日本と海外、モバイルをめぐる周回遅れの写真ブーム
ひとつ興味深いのは、このなかでLINEのタイムライン(ソーシャル機能)は、同じLINEのトーク(チャット機能)に比べてあまり使われていないようなのだ。「新機能を使っていないユーザーが6割以上」という調査結果もあるし、体感としてもそういう印象がある。
海外ではスマートフォンで写真を共有するアプリ、つまりInstagramやPathが話題沸騰となり、その後のFacebookやTwitterのスマートフォン戦略にも影響を与えてきたところがある。2010年ごろには、これからのトレンドはモバイルによる写真共有という論調すらあった。
だが、日本が世界に誇る「ガラケー」にはカメラが10年前から付いており、写真をメールで共有する「写メ」も一般的に利用されていたわけで、2010年になってモバイルの写真がトレンドと言われると、ものすごい周回遅れ感があったのを覚えている。
つまり、周回遅れで欧米のアーリーアダプターがようやくカメラ付き携帯電話に追いついたころ、ちょうどコミュニケーションにもソーシャルの波が来ており、最初からメールではなくソーシャルなサービスで写真が共有されるようになっていった。そこに新しさがあったのだ。
次の波「LINE」、その影でカオスな楽しさが生まれつつある「pick」
ところが、次の波となるLINEでは、写メによる一対一の関係をWebに置き換えたチャット機能が利用の中心で、ソーシャルな機能はあまり使われていない。
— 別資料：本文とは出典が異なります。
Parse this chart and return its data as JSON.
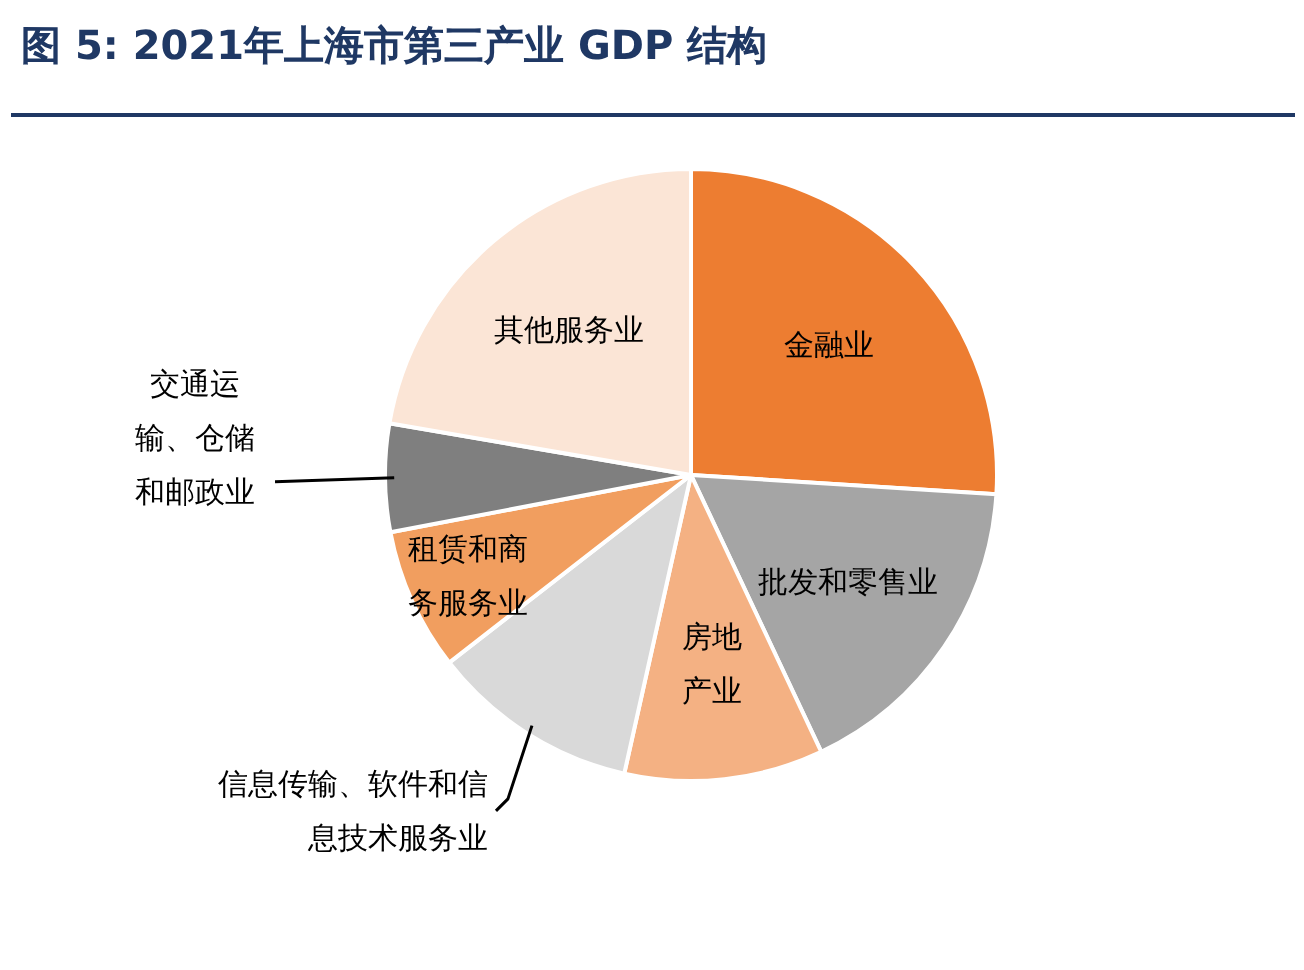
{
  "chart_data": {
    "type": "pie",
    "title": "图 5: 2021年上海市第三产业 GDP 结构",
    "categories": [
      "金融业",
      "批发和零售业",
      "房地产业",
      "信息传输、软件和信息技术服务业",
      "租赁和商务服务业",
      "交通运输、仓储和邮政业",
      "其他服务业"
    ],
    "values": [
      26,
      17,
      10.5,
      11,
      7.5,
      5.7,
      22.3
    ],
    "colors": [
      "#ed7d31",
      "#a5a5a5",
      "#f4b183",
      "#d9d9d9",
      "#f19e5f",
      "#7f7f7f",
      "#fbe5d6"
    ]
  }
}
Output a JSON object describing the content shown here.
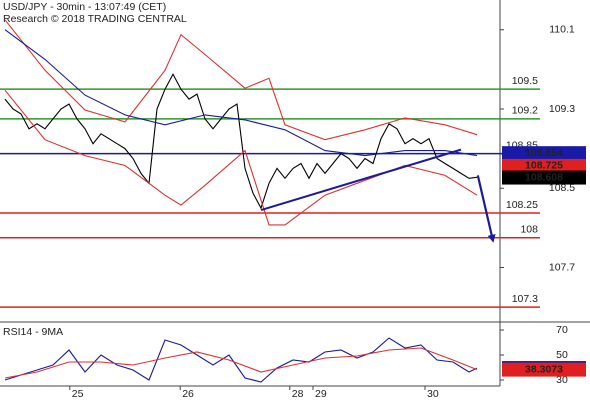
{
  "chart_data": [
    {
      "type": "line",
      "title": "USD/JPY - 30min - 13:07:49 (CET)",
      "subtitle": "Research © 2018 TRADING CENTRAL",
      "xlim": [
        -0.625,
        61.875
      ],
      "ylim": [
        107.15,
        110.4
      ],
      "yticks": [
        110.1,
        109.3,
        108.5,
        107.7
      ],
      "series": [
        {
          "color": "#000000",
          "x": [
            0,
            1,
            2,
            3,
            4,
            5,
            6,
            7,
            8,
            9,
            10,
            11,
            12,
            13,
            14,
            15,
            16,
            17,
            18,
            19,
            20,
            21,
            22,
            23,
            24,
            25,
            26,
            27,
            28,
            29,
            30,
            31,
            32,
            33,
            34,
            35,
            36,
            37,
            38,
            39,
            40,
            41,
            42,
            43,
            44,
            45,
            46,
            47,
            48,
            49,
            50,
            51,
            52,
            53,
            54,
            55,
            56,
            57,
            58,
            59
          ],
          "values": [
            109.4,
            109.3,
            109.25,
            109.1,
            109.15,
            109.1,
            109.2,
            109.3,
            109.35,
            109.2,
            109.1,
            108.95,
            109.05,
            109.0,
            108.95,
            108.9,
            108.8,
            108.65,
            108.55,
            109.3,
            109.5,
            109.65,
            109.5,
            109.4,
            109.45,
            109.2,
            109.1,
            109.2,
            109.3,
            109.35,
            108.7,
            108.45,
            108.3,
            108.55,
            108.7,
            108.6,
            108.7,
            108.75,
            108.6,
            108.75,
            108.65,
            108.75,
            108.85,
            108.8,
            108.7,
            108.8,
            108.75,
            109.0,
            109.15,
            109.1,
            108.95,
            109.0,
            108.95,
            109.0,
            108.8,
            108.75,
            108.7,
            108.65,
            108.6,
            108.61
          ]
        },
        {
          "color": "#e03030",
          "x": [
            0,
            5,
            10,
            15,
            20,
            22,
            25,
            30,
            33,
            35,
            40,
            45,
            50,
            55,
            59
          ],
          "values": [
            110.2,
            109.69,
            109.29,
            109.17,
            109.69,
            110.05,
            109.85,
            109.51,
            109.61,
            109.14,
            108.99,
            109.09,
            109.21,
            109.14,
            109.04
          ]
        },
        {
          "color": "#e03030",
          "x": [
            0,
            5,
            10,
            15,
            20,
            22,
            25,
            30,
            33,
            35,
            40,
            45,
            50,
            55,
            59
          ],
          "values": [
            109.49,
            108.99,
            108.83,
            108.73,
            108.43,
            108.33,
            108.53,
            108.88,
            108.13,
            108.13,
            108.43,
            108.58,
            108.73,
            108.63,
            108.43
          ]
        },
        {
          "color": "#1a1a9a",
          "x": [
            0,
            5,
            10,
            15,
            20,
            25,
            30,
            35,
            40,
            45,
            50,
            55,
            59
          ],
          "values": [
            110.1,
            109.8,
            109.44,
            109.24,
            109.14,
            109.24,
            109.19,
            109.09,
            108.88,
            108.83,
            108.88,
            108.88,
            108.83
          ]
        }
      ],
      "levels": [
        {
          "value": 109.5,
          "color": "#2e962e"
        },
        {
          "value": 109.2,
          "color": "#2e962e"
        },
        {
          "value": 108.85,
          "color": "#1a1a9a"
        },
        {
          "value": 108.25,
          "color": "#e02020"
        },
        {
          "value": 108,
          "color": "#e02020"
        },
        {
          "value": 107.3,
          "color": "#e02020"
        }
      ],
      "trendline": {
        "color": "#1a1a9a",
        "x": [
          32,
          57
        ],
        "values": [
          108.28,
          108.89
        ]
      },
      "arrow": {
        "color": "#1a1a9a",
        "x": [
          59.1,
          61
        ],
        "values": [
          108.63,
          107.97
        ]
      },
      "tags": [
        {
          "value": 108.854,
          "color": "#1a1aa8"
        },
        {
          "value": 108.725,
          "color": "#e02020"
        },
        {
          "value": 108.608,
          "color": "#000000"
        }
      ]
    },
    {
      "type": "line",
      "title": "RSI14 - 9MA",
      "xlim": [
        -0.625,
        61.875
      ],
      "xticks": [
        {
          "value": 8.1,
          "label": "25"
        },
        {
          "value": 21.9,
          "label": "26"
        },
        {
          "value": 35.6,
          "label": "28"
        },
        {
          "value": 38.5,
          "label": "29"
        },
        {
          "value": 52.5,
          "label": "30"
        }
      ],
      "ylim": [
        26,
        74
      ],
      "yticks": [
        70,
        50,
        30
      ],
      "series": [
        {
          "color": "#1a1a9a",
          "x": [
            0,
            2,
            4,
            6,
            8,
            10,
            12,
            14,
            16,
            18,
            20,
            22,
            24,
            26,
            28,
            30,
            32,
            34,
            36,
            38,
            40,
            42,
            44,
            46,
            48,
            50,
            52,
            54,
            56,
            58,
            59
          ],
          "values": [
            30,
            34,
            38,
            42,
            54,
            36.4,
            50,
            42,
            38,
            30,
            62,
            58,
            50,
            42,
            50,
            31.6,
            28.4,
            39.6,
            46,
            44.4,
            52.4,
            54,
            47.6,
            52.4,
            63.6,
            55.6,
            58,
            46,
            44.4,
            36.4,
            39.56
          ]
        },
        {
          "color": "#e03030",
          "x": [
            0,
            4,
            8,
            12,
            16,
            20,
            24,
            28,
            32,
            36,
            40,
            44,
            48,
            52,
            56,
            59
          ],
          "values": [
            31.6,
            36.4,
            44.4,
            44.4,
            42,
            47.6,
            52.4,
            46,
            36.4,
            42,
            47.6,
            49.2,
            54,
            55.6,
            46,
            38.3
          ]
        }
      ],
      "tags": [
        {
          "value": 39.5622,
          "color": "#1a1aa8"
        },
        {
          "value": 38.3073,
          "color": "#e02020"
        }
      ]
    }
  ]
}
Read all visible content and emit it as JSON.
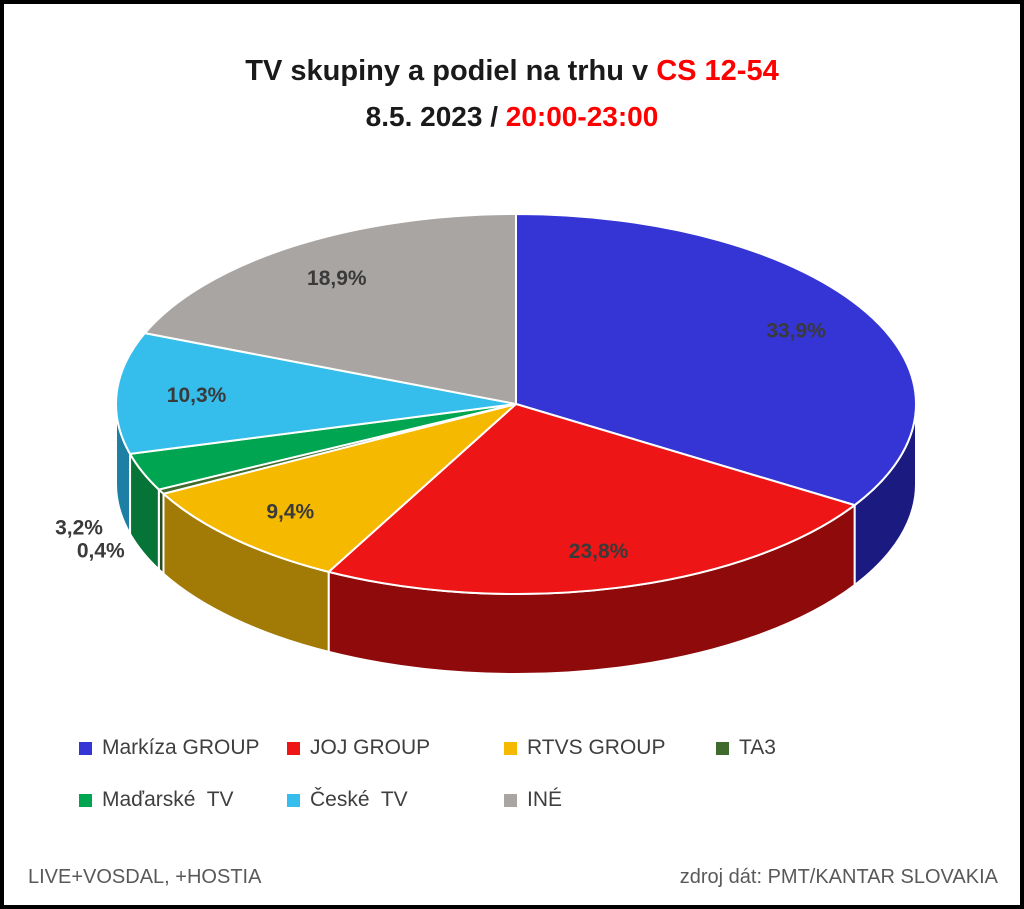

実際にGoogle Playでのアプリレビューでも、新規の機能は要らないから友だちとの一対一の関係性を重視したいという声が目立つようだ。
この違いはどこから来るのか。単に「LINEがもともとチャットアプリだったから」かもしれない。しかし、LINEがもとからソーシャルアプリとしてリリースされていても、同じように大流行しただろうか。一対一のプライベートでも、数人のグループでも、不特定多数のパブリックでもない、ソーシャル特有の得体の知れなさに戸惑う人の姿がそこに確かにあるようにも思えるのだ。

そういえば先ほどのスクリーンショットの中でまだひとつ紹介していなかったが、pickは、LINEと同じNAVERが提供する写真共有アプリだ。LINE cameraがリリースされる数ヶ月前からLINEのキャラでデコった写真を自由に投稿でき、Instagramのようにフォローしあうゆるいソーシャル性がある。アジアっぽい独特のごった煮的な世界が展開されていて、パラレルワールドのLINEを見ているような、かなり面白い空間になっている。